My dataset (mydata) looks like this (the first few entries are missing):
date_daily station_date air_min air_avg air_max rain_mm temp_davg_c temp_dmax_c temp_dmin_c date months years
1 2006/01/01 <NA> <NA> <NA> <NA> NA NA NA NA 2006-01-01 01 2006
2 2006/01/02 <NA> <NA> <NA> <NA> NA NA NA NA 2006-01-02 01 2006
3 2006/01/03 <NA> <NA> <NA> <NA> NA NA NA NA 2006-01-03 01 2006
4 2006/01/04 <NA> <NA> <NA> <NA> NA NA NA NA 2006-01-04 01 2006
5 2006/01/05 <NA> <NA> <NA> <NA> NA NA NA NA 2006-01-05 01 2006
6 2006/01/06 <NA> <NA> <NA> <NA> NA NA NA NA 2006-01-06 01 2006
The daily data ranges from 2006 to 2016, so I am interested in the average monthly rain as well as average days per month with rain > 2mm.
So I tried the following:
library(dplyr)
stats <- mydata %>% group_by(months) %>%
summarise(days_w_rain = length(rain_mm[!is.na(rain_mm)]),
avg_rain = mean(rain_mm, na.rm=TRUE),
days_2mm = sum(rain_mm > 2, na.rm=TRUE),
p2mm = days_2mm / days_w_rain*100)
which gives me the following:
# A tibble: 12 x 5
months days_w_rain avg_rain days_2mm p2mm
<chr> <int> <dbl> <int> <dbl>
1 01 304 11.8078520 148 48.684211
2 02 310 7.4946903 125 40.322581
3 03 334 9.2680090 156 46.706587
4 04 327 3.7469113 92 28.134557
5 05 310 1.6073032 39 12.580645
6 06 300 1.1322100 39 13.000000
7 07 310 0.6212226 25 8.064516
8 08 333 1.6641862 47 14.114114
9 09 308 4.2796169 71 23.051948
10 10 310 10.7842742 155 50.000000
11 11 300 18.4062900 189 63.000000
12 12 287 20.6697038 155 54.006969
this is the correct number for the average rain per month however it gives me the total number of days in all Januaries that have rain (i.e. 304 days), instead of an average per the month of January, same with the amount of days that have >2mm of rain (i.e. 148 days over all months of January from 2006 to 2016. I want the average per month and not the total).

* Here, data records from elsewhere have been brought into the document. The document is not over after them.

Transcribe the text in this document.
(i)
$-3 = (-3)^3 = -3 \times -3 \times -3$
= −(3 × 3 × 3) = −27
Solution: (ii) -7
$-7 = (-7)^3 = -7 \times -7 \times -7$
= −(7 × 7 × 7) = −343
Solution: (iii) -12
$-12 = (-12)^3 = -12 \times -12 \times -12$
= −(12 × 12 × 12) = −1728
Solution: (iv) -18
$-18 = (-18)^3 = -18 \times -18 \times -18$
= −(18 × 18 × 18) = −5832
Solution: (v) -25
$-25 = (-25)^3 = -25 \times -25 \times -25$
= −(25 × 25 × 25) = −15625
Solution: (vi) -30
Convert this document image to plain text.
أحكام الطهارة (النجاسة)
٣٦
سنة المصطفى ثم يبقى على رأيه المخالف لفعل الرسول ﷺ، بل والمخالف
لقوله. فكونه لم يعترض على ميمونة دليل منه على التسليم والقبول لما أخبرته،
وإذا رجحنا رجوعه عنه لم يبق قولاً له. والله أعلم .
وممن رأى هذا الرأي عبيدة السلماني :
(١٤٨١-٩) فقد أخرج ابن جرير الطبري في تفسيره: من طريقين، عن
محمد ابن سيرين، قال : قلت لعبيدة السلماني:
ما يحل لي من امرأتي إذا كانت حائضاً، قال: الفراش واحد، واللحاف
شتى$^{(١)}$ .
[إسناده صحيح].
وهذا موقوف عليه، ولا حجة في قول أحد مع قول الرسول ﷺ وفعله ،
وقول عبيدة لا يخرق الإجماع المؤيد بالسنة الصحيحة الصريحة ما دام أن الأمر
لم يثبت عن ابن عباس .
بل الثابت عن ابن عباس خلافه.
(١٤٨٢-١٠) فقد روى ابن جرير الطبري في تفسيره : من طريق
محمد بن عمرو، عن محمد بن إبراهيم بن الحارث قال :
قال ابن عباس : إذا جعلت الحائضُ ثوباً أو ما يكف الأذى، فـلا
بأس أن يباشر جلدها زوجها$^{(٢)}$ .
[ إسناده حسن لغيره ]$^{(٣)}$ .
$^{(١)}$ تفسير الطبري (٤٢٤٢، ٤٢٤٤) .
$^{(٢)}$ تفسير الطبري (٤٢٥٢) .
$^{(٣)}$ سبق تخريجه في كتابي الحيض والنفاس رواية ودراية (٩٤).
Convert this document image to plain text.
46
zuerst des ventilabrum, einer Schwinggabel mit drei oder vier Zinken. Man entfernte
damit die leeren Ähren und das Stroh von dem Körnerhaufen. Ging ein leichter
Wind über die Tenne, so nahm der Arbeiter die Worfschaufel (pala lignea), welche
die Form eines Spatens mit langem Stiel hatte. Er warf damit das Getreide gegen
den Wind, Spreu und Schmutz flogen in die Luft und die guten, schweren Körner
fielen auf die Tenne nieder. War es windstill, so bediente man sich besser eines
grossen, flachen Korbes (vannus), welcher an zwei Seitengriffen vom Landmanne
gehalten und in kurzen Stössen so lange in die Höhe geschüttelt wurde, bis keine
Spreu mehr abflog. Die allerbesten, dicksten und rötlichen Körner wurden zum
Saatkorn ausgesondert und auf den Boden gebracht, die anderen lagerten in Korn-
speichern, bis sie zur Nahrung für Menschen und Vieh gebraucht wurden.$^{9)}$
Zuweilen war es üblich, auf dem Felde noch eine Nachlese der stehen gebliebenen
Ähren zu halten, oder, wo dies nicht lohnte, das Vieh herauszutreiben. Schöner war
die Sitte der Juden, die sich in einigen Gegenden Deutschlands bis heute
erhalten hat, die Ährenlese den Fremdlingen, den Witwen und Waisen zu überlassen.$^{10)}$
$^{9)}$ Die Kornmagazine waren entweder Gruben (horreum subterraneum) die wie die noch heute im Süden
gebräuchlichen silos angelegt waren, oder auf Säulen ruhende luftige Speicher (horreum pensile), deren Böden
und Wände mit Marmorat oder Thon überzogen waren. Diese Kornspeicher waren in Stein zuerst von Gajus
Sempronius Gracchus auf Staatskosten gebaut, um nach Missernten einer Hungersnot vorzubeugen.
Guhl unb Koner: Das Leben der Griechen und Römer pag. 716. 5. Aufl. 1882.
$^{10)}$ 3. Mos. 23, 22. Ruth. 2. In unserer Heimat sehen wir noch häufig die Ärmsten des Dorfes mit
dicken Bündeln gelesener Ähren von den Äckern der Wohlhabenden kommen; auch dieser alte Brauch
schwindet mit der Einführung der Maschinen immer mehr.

I am sure it is an easy fix but I don't know how to do it? any suggestions are appreciated cheers Sandra
Assuming you have data for all the years (2006 to 2016) this will give the desired output:
stats <- mydata %>% group_by(months) %>%
summarise(days_w_rain = length(rain_mm[!is.na(rain_mm)]/length(unique(years))),
avg_rain = mean(rain_mm, na.rm=TRUE),
days_2mm = sum(rain_mm > 2, na.rm=TRUE)/length(unique(years)),
p2mm = days_2mm / days_w_rain*100)
This is a quick fix. Just dividing by number of years and you have the average.